Official Launch of National Cybersecurity Competence Center (NC3)
The Luxembourg House of Cybersecurity (LHC) is happy to report a successful launch event of the National Cybersecurity Competence Center (NC3). On the 30th of June 2023, Bertrand Lathoud presented the new center and its mission of increasing the resilience of the economy to cyber threats and developing a country-specific cybersecurity industrial base at the Chamber of Commerce.
The Luxembourg House of Cybersecurity LHC is happy to report a successful launch event of the National Cybersecurity Competence Center (NC3). On the 30th of June 2023, Bertrand Lathoud presented the new center and its mission of increasing the resilience of the economy to cyber threats and developing a country-specific cybersecurity industrial base at the Chamber of Commerce Luxembourg. Being the outcome of the merge of two previous departments of the agency, the NC3 relies on a solid experience in prevention, protection, training, and testing in cybersecurity matters. It combines the excellence of experts from severaldomains in order to cover all the dimensions of its mission. The central focus of the NC3 will lie on the needs of SMEs. The presentation showcased three key initiatives of the NC3’s action plan.

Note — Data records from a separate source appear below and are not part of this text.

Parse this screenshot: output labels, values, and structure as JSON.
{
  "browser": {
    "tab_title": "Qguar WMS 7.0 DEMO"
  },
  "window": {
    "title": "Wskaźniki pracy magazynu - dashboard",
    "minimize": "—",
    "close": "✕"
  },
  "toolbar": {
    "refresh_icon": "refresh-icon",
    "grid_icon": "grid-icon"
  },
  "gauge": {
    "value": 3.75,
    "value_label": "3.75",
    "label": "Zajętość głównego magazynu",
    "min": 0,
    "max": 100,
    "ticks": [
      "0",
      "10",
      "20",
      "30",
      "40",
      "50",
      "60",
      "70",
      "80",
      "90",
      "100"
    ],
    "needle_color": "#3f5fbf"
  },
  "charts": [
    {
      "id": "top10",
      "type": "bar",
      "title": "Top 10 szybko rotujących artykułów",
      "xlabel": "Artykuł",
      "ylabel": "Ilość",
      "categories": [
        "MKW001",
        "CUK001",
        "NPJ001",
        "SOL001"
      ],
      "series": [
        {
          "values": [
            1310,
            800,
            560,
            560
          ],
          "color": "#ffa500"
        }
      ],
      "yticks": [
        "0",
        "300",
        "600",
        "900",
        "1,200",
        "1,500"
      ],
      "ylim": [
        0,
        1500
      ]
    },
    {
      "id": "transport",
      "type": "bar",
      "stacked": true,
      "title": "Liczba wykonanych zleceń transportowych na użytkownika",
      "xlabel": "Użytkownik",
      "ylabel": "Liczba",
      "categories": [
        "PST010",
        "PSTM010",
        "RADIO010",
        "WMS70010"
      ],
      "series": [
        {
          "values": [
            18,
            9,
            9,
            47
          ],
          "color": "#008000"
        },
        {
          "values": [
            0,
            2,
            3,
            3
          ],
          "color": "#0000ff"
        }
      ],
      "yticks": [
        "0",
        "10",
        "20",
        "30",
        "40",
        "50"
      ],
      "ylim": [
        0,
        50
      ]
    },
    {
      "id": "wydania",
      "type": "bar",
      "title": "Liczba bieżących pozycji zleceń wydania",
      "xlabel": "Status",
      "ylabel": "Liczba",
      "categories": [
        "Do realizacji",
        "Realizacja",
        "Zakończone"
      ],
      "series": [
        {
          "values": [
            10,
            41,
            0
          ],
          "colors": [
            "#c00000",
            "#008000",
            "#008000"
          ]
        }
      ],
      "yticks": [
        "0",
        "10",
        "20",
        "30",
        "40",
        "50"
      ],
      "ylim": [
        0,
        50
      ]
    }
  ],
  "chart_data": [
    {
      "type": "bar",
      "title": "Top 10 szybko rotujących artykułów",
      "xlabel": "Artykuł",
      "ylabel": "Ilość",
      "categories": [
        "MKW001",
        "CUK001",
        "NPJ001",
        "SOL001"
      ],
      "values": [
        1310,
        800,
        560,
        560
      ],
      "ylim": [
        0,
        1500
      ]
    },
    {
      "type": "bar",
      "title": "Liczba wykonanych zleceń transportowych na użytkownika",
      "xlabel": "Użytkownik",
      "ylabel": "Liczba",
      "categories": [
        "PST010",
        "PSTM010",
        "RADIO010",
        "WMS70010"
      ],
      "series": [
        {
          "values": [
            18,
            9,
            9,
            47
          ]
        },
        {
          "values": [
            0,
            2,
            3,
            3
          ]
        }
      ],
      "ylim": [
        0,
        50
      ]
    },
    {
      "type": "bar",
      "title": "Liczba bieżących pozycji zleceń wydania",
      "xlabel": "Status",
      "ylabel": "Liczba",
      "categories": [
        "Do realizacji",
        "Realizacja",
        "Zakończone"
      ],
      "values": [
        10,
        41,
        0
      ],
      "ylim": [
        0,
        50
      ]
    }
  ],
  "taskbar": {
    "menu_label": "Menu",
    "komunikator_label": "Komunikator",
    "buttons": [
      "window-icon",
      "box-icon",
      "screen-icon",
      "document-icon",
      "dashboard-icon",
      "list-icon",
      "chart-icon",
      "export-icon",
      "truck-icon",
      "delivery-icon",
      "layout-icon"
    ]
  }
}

Firstly, the NC3 will support the country’s cybersecurity community through its mission as NCC-LU (A member of the European network of National Competence Centers attached to the European Cybersecurity Competence Centre located in Bucharest), in particular through the distribution of direct aid to security SMEs, as part of the support to broaden applied research in cybersecurity, and develop its industrial base. This will allow to facilitate access to EU funding for SMEs. NCC-LU will announce calls for applications through its website, hosted on nc3.lu.
For the first batch of calls, the priorities that have been defined clearly target SMEs’ needs. Beyond the creation of security focused startups, it will facilitate the development of innovative services centered around testing. This is the first step to make security testing affordable and accessible to SMEs, so that they can increase their resilience by eliminating the most critical weaknesses exposing their systems or products.
The second dimension will be the deployment of a Cybersecurity Observatory to provide essential information to decision makers. Its purpose is to enable business leaders to prioritize more effectively and accurately their resources allocations towards security spendings. It aims also at helping them having informed conversations with their IT and security providers, and assess more easily the relevance of their services and products. This Observatory provides indicators and insights on existing threats. It is also going to focus on identifying market gaps by assessing the actual needs of the ecosystem, and the shortcomings of the existing security offer on the local market.
Lastly a Testing Platform will be implemented which will help Luxembourg's SMEs to identify the most exposed weaknesses for their basic infrastructure, focused on web and email servers. This is the first major step in building a Testing continuum that will have two major impacts on the ecosystem. It will strengthen the resilience of SMEs, which represent more than 80% of Luxembourg’s economy and are undergoing an accelerating digitization. It will also allow these SMEs to increase their competence in Cybersecurity and by doing so, bootstrap their access to the market of existing security products and services.
The NC3 is already engaged in conversation with several security providers in order to design new services that would be hosted on the Testing Platform and would be tailored for SMEs’ needs and requirements.